L'assemblée ordonna l'impression de ce discours dont nous avons emprunté l'analyse au Moniteur. Journalisme. On n'aurait qu'un tableau bien imparfait de l'action politique de M. de La Luzerne si l'on se contentait d'écouter sa parole à la chambre. Il se mêlait aux combats de la presse, et dans des articles qui se sentent de l'expérience et non de l'affaiblissement qu'apporte la vieillesse, il influençait l'opinion publique, devenue, hélas! la reine du monde. Il eût voulu la prémunir contre l'esprit révolutionnaire qui survivait à la révolution, minait hypocritement le trône en saluant le roi et rendait impossible la reconstruction de l'édifice social sur des fondements solides. Les journaux qui recevaient ses communications sont surtout La Quotidienne, Le Commerce, Le Défenseur, L'Ami de la Religion. Nous avons extrait de ces journaux quelques-uns des articles revêtus de la signature de leur auteur.

Opuscules politiques. - Après le retour des Bourbons en France, un grand nombre de personnes engouées de la constitution anglaise, auraient voulu qu'on la transportat en France; bien plus, elles disaient que la charte était une copie de la constitution d'Angleterre, et qu'on devait interpréter l'une par l'autre. M. de La Luzerne vit des erreurs et des dangers dans cette opinion, et en 1815 il publia un écrit intitulé: Sur la différence de la constitution française et de la constitution anglaise. Il établit d'abord que la charte est toute différente de la constitution d'Angleterre et qu'elle devait l'être. En Angleterre les chambres s'occupent des objets d'administration, tandis qu'en France au roi seul appartient le pouvoir exécutif. C'est là le point principal et essentiel des deux constitutions. Or l'étendue de la France, sa position topographique, la nature de ses relations avec les puissances étrangères, le génie, le caractère et les habitudes de ses habitants rendent cette différence indispensable.

Dans cet opuscule, M. de La Luzerne défend la prérogative royale qu'attaquaient indirectement ceux qui assimilaient la charte à la constitution anglaise; quoique bien restreinte déjà, on trouvait trop grande encore l'autorité que le roi s'était réservée en promulguant la charte, et c'est comme champion de l'autorité royale que M. de La Luzerne a pris la plume.
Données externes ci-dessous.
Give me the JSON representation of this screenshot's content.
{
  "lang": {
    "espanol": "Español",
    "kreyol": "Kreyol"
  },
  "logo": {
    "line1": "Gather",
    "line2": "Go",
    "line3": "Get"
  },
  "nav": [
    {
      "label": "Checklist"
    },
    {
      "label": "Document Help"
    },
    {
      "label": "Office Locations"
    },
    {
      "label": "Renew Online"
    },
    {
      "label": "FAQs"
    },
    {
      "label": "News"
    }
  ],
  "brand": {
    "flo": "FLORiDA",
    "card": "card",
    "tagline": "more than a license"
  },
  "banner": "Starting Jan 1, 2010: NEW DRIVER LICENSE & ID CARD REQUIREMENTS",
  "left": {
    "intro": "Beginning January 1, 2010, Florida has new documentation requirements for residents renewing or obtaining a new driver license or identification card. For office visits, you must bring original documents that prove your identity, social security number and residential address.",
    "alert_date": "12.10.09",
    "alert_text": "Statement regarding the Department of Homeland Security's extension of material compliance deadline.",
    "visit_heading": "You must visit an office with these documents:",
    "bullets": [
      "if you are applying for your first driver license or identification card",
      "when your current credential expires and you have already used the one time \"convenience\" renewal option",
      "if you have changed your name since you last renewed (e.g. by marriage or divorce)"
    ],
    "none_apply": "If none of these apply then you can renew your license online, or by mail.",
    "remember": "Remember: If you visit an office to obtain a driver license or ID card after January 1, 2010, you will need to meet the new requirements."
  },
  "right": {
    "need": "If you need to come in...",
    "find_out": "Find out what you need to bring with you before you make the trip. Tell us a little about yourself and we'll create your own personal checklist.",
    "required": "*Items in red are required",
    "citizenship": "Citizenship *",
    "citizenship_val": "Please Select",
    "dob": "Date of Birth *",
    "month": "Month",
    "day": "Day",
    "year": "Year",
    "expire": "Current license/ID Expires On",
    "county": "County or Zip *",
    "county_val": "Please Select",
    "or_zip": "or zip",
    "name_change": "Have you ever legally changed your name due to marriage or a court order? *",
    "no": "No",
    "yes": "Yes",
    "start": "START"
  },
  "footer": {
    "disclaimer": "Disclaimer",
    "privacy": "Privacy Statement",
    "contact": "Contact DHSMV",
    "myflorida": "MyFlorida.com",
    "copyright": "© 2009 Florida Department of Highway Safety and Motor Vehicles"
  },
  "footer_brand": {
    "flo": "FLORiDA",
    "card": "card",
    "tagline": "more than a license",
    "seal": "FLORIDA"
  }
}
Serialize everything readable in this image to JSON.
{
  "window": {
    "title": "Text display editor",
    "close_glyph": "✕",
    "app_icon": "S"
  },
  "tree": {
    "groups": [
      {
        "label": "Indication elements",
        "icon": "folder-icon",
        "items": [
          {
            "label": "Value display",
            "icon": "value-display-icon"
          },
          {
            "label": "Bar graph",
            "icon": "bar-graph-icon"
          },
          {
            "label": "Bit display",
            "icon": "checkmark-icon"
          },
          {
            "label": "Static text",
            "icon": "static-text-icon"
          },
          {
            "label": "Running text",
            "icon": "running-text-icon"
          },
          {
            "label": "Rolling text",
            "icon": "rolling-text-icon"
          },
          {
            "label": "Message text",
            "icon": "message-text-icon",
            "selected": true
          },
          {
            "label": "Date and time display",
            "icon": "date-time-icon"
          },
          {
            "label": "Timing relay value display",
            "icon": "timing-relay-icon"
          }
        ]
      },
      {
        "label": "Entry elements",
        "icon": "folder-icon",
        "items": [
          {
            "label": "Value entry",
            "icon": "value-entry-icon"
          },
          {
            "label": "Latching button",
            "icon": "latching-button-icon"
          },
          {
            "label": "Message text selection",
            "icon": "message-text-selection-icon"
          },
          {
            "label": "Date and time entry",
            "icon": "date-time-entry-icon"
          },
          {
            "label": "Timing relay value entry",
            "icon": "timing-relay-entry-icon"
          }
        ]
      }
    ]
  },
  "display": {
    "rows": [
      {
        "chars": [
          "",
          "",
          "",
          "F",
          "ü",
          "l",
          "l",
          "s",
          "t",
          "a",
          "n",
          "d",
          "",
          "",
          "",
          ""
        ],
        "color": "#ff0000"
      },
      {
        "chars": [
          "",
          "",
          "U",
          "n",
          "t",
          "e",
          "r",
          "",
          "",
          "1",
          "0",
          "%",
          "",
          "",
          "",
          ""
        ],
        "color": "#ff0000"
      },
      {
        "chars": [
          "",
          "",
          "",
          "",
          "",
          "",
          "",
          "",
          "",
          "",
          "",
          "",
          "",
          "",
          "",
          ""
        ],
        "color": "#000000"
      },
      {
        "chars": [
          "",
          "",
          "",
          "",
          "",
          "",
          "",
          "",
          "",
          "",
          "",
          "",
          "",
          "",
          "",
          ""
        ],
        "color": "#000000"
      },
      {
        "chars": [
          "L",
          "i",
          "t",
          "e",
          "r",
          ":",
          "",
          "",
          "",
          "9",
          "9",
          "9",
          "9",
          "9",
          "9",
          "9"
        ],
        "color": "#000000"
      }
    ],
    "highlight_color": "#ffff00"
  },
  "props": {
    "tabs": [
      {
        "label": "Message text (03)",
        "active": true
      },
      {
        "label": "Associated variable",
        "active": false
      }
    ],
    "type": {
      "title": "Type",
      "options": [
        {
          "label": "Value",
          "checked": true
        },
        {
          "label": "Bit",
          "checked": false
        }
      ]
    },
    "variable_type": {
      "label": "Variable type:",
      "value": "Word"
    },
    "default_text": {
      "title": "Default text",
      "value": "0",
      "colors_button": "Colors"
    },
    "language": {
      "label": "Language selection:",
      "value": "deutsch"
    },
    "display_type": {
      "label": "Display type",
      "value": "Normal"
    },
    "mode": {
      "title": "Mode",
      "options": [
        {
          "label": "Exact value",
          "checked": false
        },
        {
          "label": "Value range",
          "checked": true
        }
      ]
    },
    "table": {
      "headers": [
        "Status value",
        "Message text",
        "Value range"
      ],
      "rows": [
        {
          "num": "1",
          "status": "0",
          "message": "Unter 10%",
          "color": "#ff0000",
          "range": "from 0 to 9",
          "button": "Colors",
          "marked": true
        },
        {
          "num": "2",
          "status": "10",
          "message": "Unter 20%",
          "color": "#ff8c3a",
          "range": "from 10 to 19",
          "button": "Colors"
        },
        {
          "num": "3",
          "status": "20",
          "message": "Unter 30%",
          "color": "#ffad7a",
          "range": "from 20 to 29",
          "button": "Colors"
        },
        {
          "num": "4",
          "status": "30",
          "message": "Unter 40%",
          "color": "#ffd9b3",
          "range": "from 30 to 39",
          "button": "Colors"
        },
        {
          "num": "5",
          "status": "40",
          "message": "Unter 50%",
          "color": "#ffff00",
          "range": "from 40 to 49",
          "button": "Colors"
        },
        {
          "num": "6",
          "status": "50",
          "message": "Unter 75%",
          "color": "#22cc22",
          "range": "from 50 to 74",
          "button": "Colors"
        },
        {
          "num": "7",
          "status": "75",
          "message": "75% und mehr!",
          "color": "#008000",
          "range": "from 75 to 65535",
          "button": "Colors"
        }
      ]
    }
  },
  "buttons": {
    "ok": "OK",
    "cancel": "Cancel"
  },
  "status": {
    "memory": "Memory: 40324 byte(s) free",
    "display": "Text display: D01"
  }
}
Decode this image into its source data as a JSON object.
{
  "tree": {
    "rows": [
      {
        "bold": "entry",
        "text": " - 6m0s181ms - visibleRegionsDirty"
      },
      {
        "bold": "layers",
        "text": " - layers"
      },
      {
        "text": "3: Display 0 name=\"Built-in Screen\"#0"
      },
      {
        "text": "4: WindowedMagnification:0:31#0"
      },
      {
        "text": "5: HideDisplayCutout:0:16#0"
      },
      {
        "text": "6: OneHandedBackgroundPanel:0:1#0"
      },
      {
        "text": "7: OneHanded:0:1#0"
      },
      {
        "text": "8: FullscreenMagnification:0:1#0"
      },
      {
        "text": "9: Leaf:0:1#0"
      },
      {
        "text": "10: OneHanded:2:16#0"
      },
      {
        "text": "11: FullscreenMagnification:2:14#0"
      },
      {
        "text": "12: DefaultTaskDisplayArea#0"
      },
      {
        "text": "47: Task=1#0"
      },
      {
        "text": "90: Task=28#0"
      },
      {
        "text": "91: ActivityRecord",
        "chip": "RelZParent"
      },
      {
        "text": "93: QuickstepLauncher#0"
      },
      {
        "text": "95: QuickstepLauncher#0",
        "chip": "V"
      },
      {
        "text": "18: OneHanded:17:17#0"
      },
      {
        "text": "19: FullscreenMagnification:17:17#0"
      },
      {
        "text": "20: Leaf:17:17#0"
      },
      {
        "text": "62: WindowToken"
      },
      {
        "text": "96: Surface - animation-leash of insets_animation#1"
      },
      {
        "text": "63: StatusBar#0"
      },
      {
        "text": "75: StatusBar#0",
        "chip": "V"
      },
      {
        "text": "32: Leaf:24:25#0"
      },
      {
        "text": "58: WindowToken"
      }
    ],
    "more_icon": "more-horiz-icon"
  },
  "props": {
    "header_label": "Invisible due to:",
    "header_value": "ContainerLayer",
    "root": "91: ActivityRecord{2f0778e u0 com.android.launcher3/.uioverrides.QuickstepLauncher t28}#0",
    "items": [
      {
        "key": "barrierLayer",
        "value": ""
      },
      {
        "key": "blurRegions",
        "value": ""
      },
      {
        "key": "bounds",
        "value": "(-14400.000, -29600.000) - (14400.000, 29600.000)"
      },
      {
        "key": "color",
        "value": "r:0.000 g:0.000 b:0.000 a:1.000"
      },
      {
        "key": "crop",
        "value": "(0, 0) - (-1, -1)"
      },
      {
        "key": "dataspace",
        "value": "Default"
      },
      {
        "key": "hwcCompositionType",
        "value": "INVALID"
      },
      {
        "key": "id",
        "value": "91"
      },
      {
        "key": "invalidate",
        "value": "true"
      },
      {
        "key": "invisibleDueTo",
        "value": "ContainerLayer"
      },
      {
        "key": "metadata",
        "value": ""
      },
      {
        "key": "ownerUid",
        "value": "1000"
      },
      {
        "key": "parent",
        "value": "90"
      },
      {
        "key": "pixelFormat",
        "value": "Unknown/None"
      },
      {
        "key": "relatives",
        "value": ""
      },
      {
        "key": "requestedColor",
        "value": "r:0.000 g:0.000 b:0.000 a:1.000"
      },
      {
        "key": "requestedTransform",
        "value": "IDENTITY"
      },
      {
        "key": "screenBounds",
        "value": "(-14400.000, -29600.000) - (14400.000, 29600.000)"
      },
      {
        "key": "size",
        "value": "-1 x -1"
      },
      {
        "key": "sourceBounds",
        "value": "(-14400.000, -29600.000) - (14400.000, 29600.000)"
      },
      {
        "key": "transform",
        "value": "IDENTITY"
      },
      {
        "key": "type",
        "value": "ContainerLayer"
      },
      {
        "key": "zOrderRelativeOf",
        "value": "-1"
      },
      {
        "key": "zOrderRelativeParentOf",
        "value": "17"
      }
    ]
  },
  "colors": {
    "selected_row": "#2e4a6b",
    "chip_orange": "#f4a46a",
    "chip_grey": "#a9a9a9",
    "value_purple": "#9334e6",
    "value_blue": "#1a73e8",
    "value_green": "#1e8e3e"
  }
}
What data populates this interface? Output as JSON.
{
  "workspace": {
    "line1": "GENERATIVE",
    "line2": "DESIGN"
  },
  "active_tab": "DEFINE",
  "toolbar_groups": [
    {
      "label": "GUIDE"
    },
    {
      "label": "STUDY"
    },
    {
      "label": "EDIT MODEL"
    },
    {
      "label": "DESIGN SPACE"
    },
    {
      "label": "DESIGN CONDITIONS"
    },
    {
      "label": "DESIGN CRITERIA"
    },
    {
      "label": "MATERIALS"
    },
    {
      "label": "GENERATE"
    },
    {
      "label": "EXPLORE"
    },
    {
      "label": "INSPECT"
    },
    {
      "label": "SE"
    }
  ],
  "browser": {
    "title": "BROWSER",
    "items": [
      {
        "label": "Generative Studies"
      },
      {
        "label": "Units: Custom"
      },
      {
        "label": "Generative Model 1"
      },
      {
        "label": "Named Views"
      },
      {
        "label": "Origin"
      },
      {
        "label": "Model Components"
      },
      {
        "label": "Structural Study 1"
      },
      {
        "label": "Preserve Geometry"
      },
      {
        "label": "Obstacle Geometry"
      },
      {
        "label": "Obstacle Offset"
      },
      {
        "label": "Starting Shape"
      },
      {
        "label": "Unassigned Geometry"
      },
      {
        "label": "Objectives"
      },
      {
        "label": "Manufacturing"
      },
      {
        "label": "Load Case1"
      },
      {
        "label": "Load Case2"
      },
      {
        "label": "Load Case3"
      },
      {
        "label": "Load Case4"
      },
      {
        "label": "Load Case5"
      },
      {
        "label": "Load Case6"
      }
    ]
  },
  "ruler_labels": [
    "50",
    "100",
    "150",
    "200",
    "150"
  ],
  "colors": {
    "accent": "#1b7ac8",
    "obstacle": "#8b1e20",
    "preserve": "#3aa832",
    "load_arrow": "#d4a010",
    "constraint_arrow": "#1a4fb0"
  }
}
Par l'article 13 de la charte, le roi s'était réservé la puissance exécutive, tandis quele pouvoir législatif était partagé entre le roi et les deux chambres; on voulait que les chambres pussent aussi contrôler l'administration du roi; mais la constitution étant formelle sur ce point, ce n'était que par des voies détournées que l'opposition tendait à son but. De là l'assimilation de la constitution anglaise avec la charte; battus sur ce point, les adversaires de la royauté reviennent à leur idée fixe à l'occasion de la loi sur la responsabilité des ministres. Ils veulent que ceux-ci soient responsables devant les chambres de tous leurs actes, quels qu'ils fussent. Or, comme le roi n'exerce sa puissance exécutive que par ses ministres, l'on aurait par ce moyen soumis à la censure des chambres son administration. M. de La Luzerne découvrit le piége et, en 1816, il publia un nouvel écrit de 40 pages in-8°, où il combat avec une logique irrésistible le projet de loi sur la responsabilité des ministres, et il prouve invinciblement que les ministres ne doivent rendre compte de leurs actes administratifs qu'au roi seul; et que, conformément à l'art. 46 de la charte, ils ne peuvent être accusés devant les chambres qu'en cas de trahison ou de concussion; que le projet présenté sur la matière est inconstitutionnel et fort dange

reux.

M. de Lally-Tollendal avait pris la défense de ce même projet de loi, dans la session des chambres de 1817; M. de La Luzerne lui répondit immédiatement en reprenant, comme il en avertit lui-même, ses arguments précédents et il réfute l'orateur dans toutes ses assertions; cette matière paraît si importante à ses yeux que, la même année, il commente encore le même projet de loi en repoussant les arguments de ceux qui le soutiennent. Ces divers écrits se trouvent reproduits au tome VI de notre édition.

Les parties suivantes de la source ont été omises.